We had a little misunderstanding that came to light in the minivan yesterday.
While there were tears shed across the state on back to school day yesterday, my boys cried because they weren’t going to grade school.
When we rolled up to drop the boys off at preschool/daycare, Sam cheerfully told his brother, “Goodbye, Jake. I’m going to Kindergarten now.”
“And so I go too,” said Jake.
Except no, to both.
Though Sam will start school tomorrow, Jake is a ways out from his first day pics.
But, Sam did get to go meet his teacher at which point I had an opportunity to practice reacting to misunderstandings and confusion of my own.
First, I was flustered at the front office, fumbling to get my license out of my purse while the other parents gathered in the hall listening to the teacher. I misunderstood the sentence “personal time for you and your child to get to know the teacher and classroom” to mean it would be just us.
Instead it was a whole group, which was fine – great, even. It’s just not what I was expecting.
I was impressed by the teacher giving the kids a task to play with a tub of specific toys, and my kid may or may not have helped organize the organizing effort. By color, and by type of material. Love. Him.
Oh, and can we talk about supply drop off? Because that threw me off too.
I was flustered at the supply drop off because it was more of a random dump with little direction or clarity.
So, let’s talk about those supply lists for a sec.
I was proactive and downloaded one marked for this school year (for sure, I’ve checked a few times).
But, alas after checking that list off, we received a letter in the mail with different and conflicting supplies.
People! I’m trying to be perfect here and that shit messes me up!
Also, how about some labeling instructions. Really, it’s easier to do it at home with a Sharpie than in a crowded classroom while I’m trying to casually stalk my child to see how he’s interacting.
Community supplies? Sweet- just let me know in advance so I’m not letting Sam pick which color scissors he wants when really, it’ll fall into the “get what you get and don’t throw a fit” clause.
I’m the kind of person who always wants to be prepared, always wants to have the extra pencils in case someone needs to borrow one and I like doing things right.
But it’s not about the tissues or about doing everything right, right?
It’s about how you react to being thrown off. It’s about learning to find your balance even when the ground below you is unsteady.

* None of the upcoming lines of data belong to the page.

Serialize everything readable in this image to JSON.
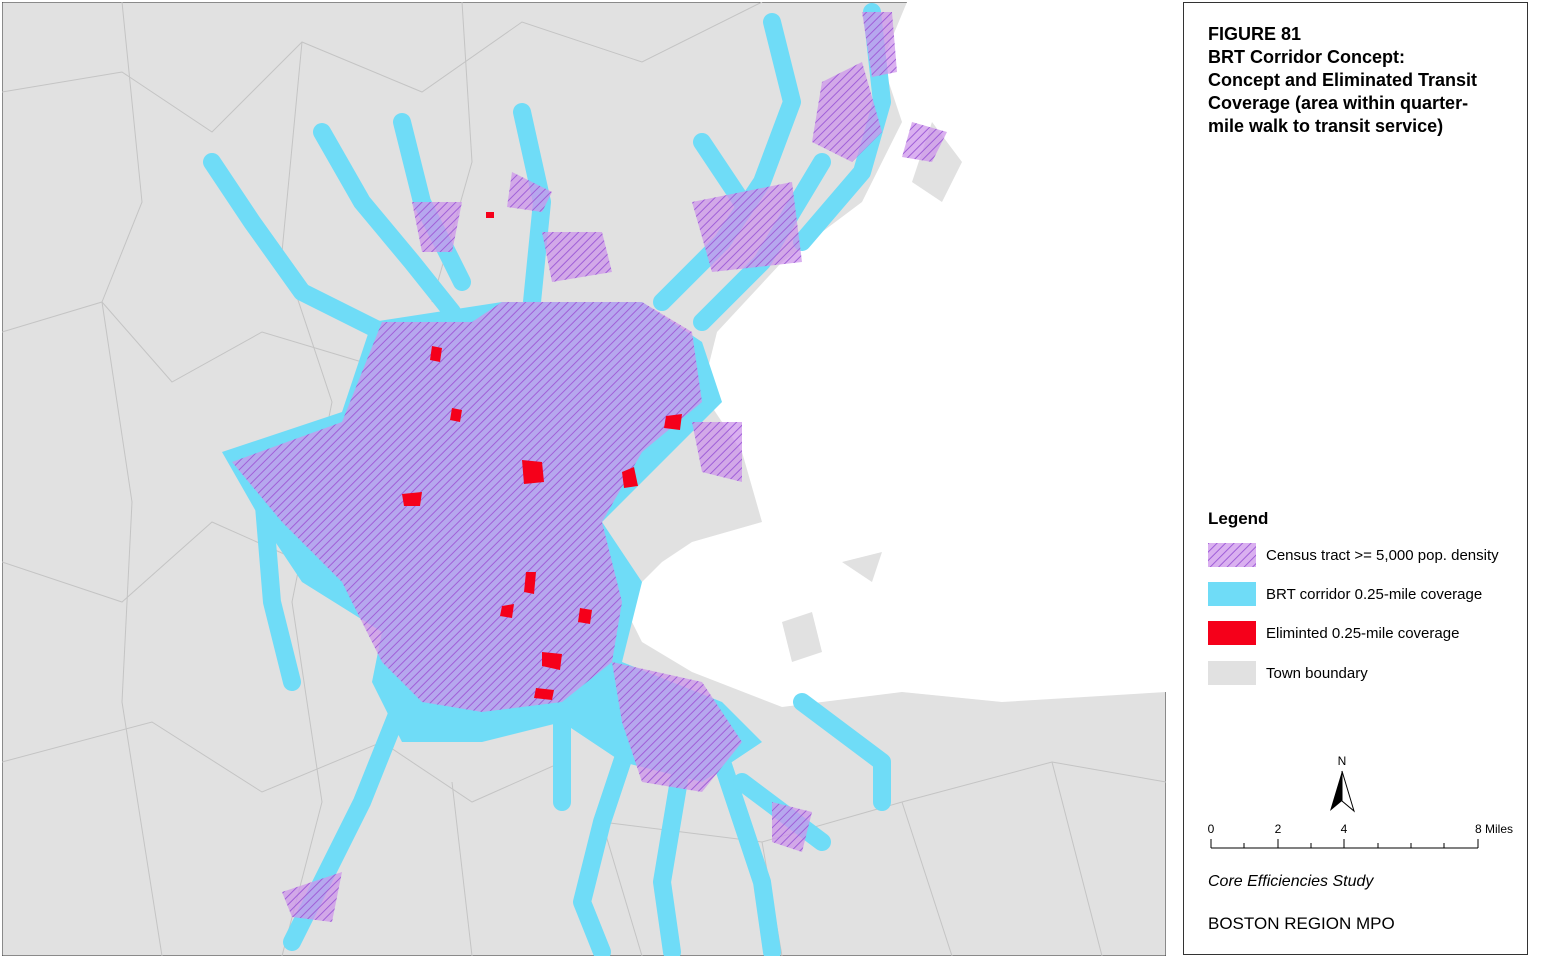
{
  "figure": {
    "number": "FIGURE 81",
    "title_lines": [
      "BRT Corridor Concept:",
      "Concept and Eliminated Transit",
      "Coverage (area within quarter-",
      "mile walk to transit service)"
    ]
  },
  "legend": {
    "title": "Legend",
    "items": [
      "Census tract >= 5,000 pop. density",
      "BRT corridor 0.25-mile coverage",
      "Eliminted 0.25-mile coverage",
      "Town boundary"
    ]
  },
  "north_arrow": "N",
  "scale_bar": {
    "labels": [
      "0",
      "2",
      "4",
      "8 Miles"
    ]
  },
  "footer": {
    "study": "Core Efficiencies Study",
    "organization": "BOSTON REGION MPO"
  }
}
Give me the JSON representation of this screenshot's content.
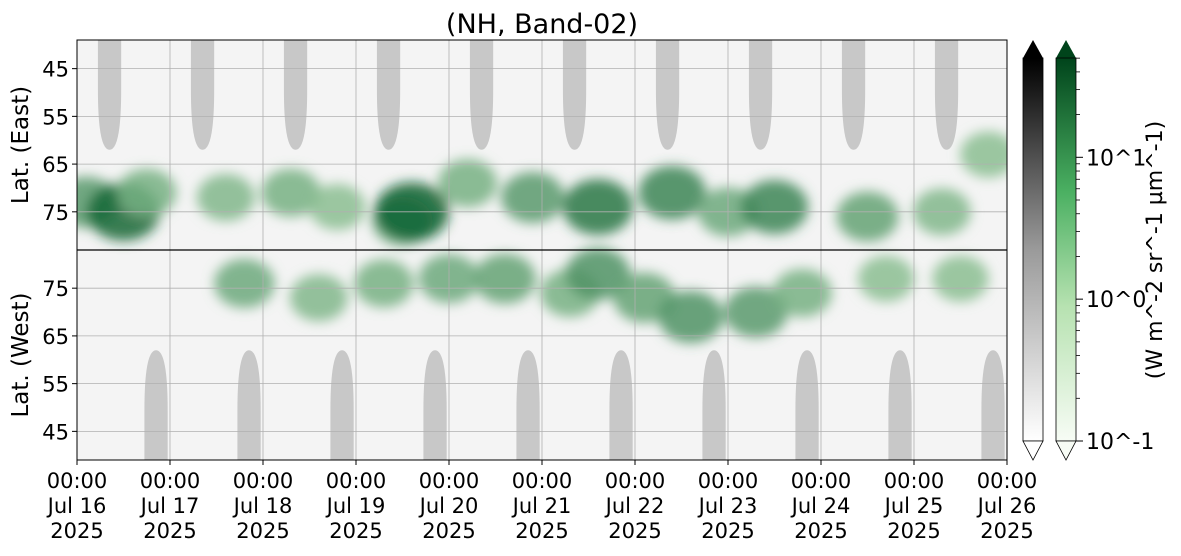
{
  "chart_data": {
    "type": "heatmap",
    "title": "(NH, Band-02)",
    "upper_ylabel": "Lat. (East)",
    "lower_ylabel": "Lat. (West)",
    "upper_yticks": [
      "45",
      "55",
      "65",
      "75"
    ],
    "lower_yticks": [
      "75",
      "65",
      "55",
      "45"
    ],
    "upper_ylim": [
      39,
      83
    ],
    "lower_ylim": [
      83,
      39
    ],
    "x_ticks": [
      [
        "00:00",
        "Jul 16",
        "2025"
      ],
      [
        "00:00",
        "Jul 17",
        "2025"
      ],
      [
        "00:00",
        "Jul 18",
        "2025"
      ],
      [
        "00:00",
        "Jul 19",
        "2025"
      ],
      [
        "00:00",
        "Jul 20",
        "2025"
      ],
      [
        "00:00",
        "Jul 21",
        "2025"
      ],
      [
        "00:00",
        "Jul 22",
        "2025"
      ],
      [
        "00:00",
        "Jul 23",
        "2025"
      ],
      [
        "00:00",
        "Jul 24",
        "2025"
      ],
      [
        "00:00",
        "Jul 25",
        "2025"
      ],
      [
        "00:00",
        "Jul 26",
        "2025"
      ]
    ],
    "x_range": [
      "2025-07-16 00:00",
      "2025-07-26 00:00"
    ],
    "grid": true,
    "colorbar_gray": {
      "cmap": "Greys",
      "extend": "max"
    },
    "colorbar_green": {
      "cmap": "Greens",
      "extend": "both",
      "scale": "log",
      "ticks": [
        "10^-1",
        "10^0",
        "10^1"
      ],
      "tick_exponents": [
        -1,
        0,
        1
      ]
    },
    "colorbar_label": "(W m^-2 sr^-1 µm^-1)",
    "gray_mask_color": "#c8c8c8",
    "upper_masks_day_center": [
      0.35,
      1.35,
      2.35,
      3.35,
      4.35,
      5.35,
      6.35,
      7.35,
      8.35,
      9.35
    ],
    "lower_masks_day_center": [
      0.85,
      1.85,
      2.85,
      3.85,
      4.85,
      5.85,
      6.85,
      7.85,
      8.85,
      9.85
    ],
    "mask_latitude_edge": 62,
    "green_blobs": [
      {
        "day": 0.1,
        "lat": 73,
        "hemi": "east",
        "intensity": 0.55
      },
      {
        "day": 0.5,
        "lat": 75,
        "hemi": "east",
        "intensity": 0.9
      },
      {
        "day": 0.75,
        "lat": 71,
        "hemi": "east",
        "intensity": 0.4
      },
      {
        "day": 1.6,
        "lat": 72,
        "hemi": "east",
        "intensity": 0.35
      },
      {
        "day": 1.8,
        "lat": 76,
        "hemi": "west",
        "intensity": 0.45
      },
      {
        "day": 2.3,
        "lat": 71,
        "hemi": "east",
        "intensity": 0.4
      },
      {
        "day": 2.6,
        "lat": 73,
        "hemi": "west",
        "intensity": 0.35
      },
      {
        "day": 2.8,
        "lat": 74,
        "hemi": "east",
        "intensity": 0.3
      },
      {
        "day": 3.3,
        "lat": 76,
        "hemi": "west",
        "intensity": 0.4
      },
      {
        "day": 3.5,
        "lat": 77,
        "hemi": "east",
        "intensity": 0.45
      },
      {
        "day": 3.6,
        "lat": 75,
        "hemi": "east",
        "intensity": 0.95
      },
      {
        "day": 4.0,
        "lat": 77,
        "hemi": "west",
        "intensity": 0.45
      },
      {
        "day": 4.2,
        "lat": 69,
        "hemi": "east",
        "intensity": 0.4
      },
      {
        "day": 4.6,
        "lat": 77,
        "hemi": "west",
        "intensity": 0.5
      },
      {
        "day": 4.9,
        "lat": 72,
        "hemi": "east",
        "intensity": 0.55
      },
      {
        "day": 5.3,
        "lat": 74,
        "hemi": "west",
        "intensity": 0.4
      },
      {
        "day": 5.6,
        "lat": 74,
        "hemi": "east",
        "intensity": 0.8
      },
      {
        "day": 5.6,
        "lat": 78,
        "hemi": "west",
        "intensity": 0.6
      },
      {
        "day": 6.1,
        "lat": 73,
        "hemi": "west",
        "intensity": 0.5
      },
      {
        "day": 6.4,
        "lat": 71,
        "hemi": "east",
        "intensity": 0.7
      },
      {
        "day": 6.6,
        "lat": 69,
        "hemi": "west",
        "intensity": 0.6
      },
      {
        "day": 7.0,
        "lat": 75,
        "hemi": "east",
        "intensity": 0.45
      },
      {
        "day": 7.3,
        "lat": 70,
        "hemi": "west",
        "intensity": 0.55
      },
      {
        "day": 7.5,
        "lat": 74,
        "hemi": "east",
        "intensity": 0.7
      },
      {
        "day": 7.8,
        "lat": 74,
        "hemi": "west",
        "intensity": 0.4
      },
      {
        "day": 8.5,
        "lat": 76,
        "hemi": "east",
        "intensity": 0.5
      },
      {
        "day": 8.7,
        "lat": 77,
        "hemi": "west",
        "intensity": 0.3
      },
      {
        "day": 9.3,
        "lat": 75,
        "hemi": "east",
        "intensity": 0.35
      },
      {
        "day": 9.5,
        "lat": 77,
        "hemi": "west",
        "intensity": 0.3
      },
      {
        "day": 9.8,
        "lat": 63,
        "hemi": "east",
        "intensity": 0.3
      }
    ]
  }
}
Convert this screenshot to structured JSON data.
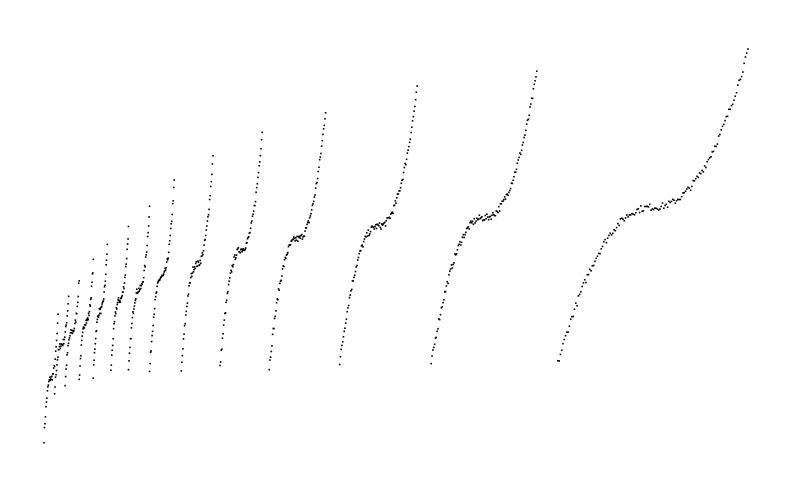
{
  "chart_data": {
    "type": "scatter",
    "title": "",
    "xlabel": "",
    "ylabel": "",
    "axes_visible": false,
    "grid": false,
    "legend": "none",
    "marker_color": "#000000",
    "description_of_data": "",
    "xlim": [
      0,
      100
    ],
    "ylim": [
      0,
      100
    ],
    "clusters": [
      {
        "x_start": 0.0,
        "x_end": 2.0,
        "y_bottom": 3.0,
        "y_top": 32.0,
        "points": 30
      },
      {
        "x_start": 1.5,
        "x_end": 3.5,
        "y_bottom": 14.0,
        "y_top": 37.0,
        "points": 30
      },
      {
        "x_start": 3.0,
        "x_end": 5.0,
        "y_bottom": 16.0,
        "y_top": 41.0,
        "points": 30
      },
      {
        "x_start": 5.0,
        "x_end": 7.0,
        "y_bottom": 17.0,
        "y_top": 45.0,
        "points": 34
      },
      {
        "x_start": 7.0,
        "x_end": 9.0,
        "y_bottom": 18.0,
        "y_top": 49.0,
        "points": 36
      },
      {
        "x_start": 9.5,
        "x_end": 12.0,
        "y_bottom": 19.0,
        "y_top": 53.0,
        "points": 40
      },
      {
        "x_start": 12.0,
        "x_end": 15.0,
        "y_bottom": 19.0,
        "y_top": 58.0,
        "points": 44
      },
      {
        "x_start": 15.0,
        "x_end": 18.5,
        "y_bottom": 19.0,
        "y_top": 64.0,
        "points": 50
      },
      {
        "x_start": 19.5,
        "x_end": 24.0,
        "y_bottom": 19.0,
        "y_top": 70.0,
        "points": 58
      },
      {
        "x_start": 25.0,
        "x_end": 31.0,
        "y_bottom": 20.0,
        "y_top": 76.0,
        "points": 70
      },
      {
        "x_start": 32.0,
        "x_end": 40.0,
        "y_bottom": 20.0,
        "y_top": 81.0,
        "points": 86
      },
      {
        "x_start": 42.0,
        "x_end": 53.0,
        "y_bottom": 21.0,
        "y_top": 86.0,
        "points": 104
      },
      {
        "x_start": 55.0,
        "x_end": 70.0,
        "y_bottom": 21.0,
        "y_top": 90.0,
        "points": 126
      },
      {
        "x_start": 73.0,
        "x_end": 100.0,
        "y_bottom": 21.0,
        "y_top": 95.0,
        "points": 150
      }
    ]
  }
}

So while it’s Sam’s first day of school tomorrow, it’s also my first time with a kid in school – we’ll get it figured out in time for graduation I’m sure.
Oh, and one more thing. When I first heard through a friend that my son’s teacher was going to be a man I was a little tripped out.
Like damn near everything else about parenting it didn’t match the picture in my head for what would happen when Sam started Kindergarten.
Mr. Teacher won my heart tonight
“When I was a kid, I was a boy and recess saved my life.”
And that’s when I realized it was all going according to plan, even if it wasn’t the one I came up with.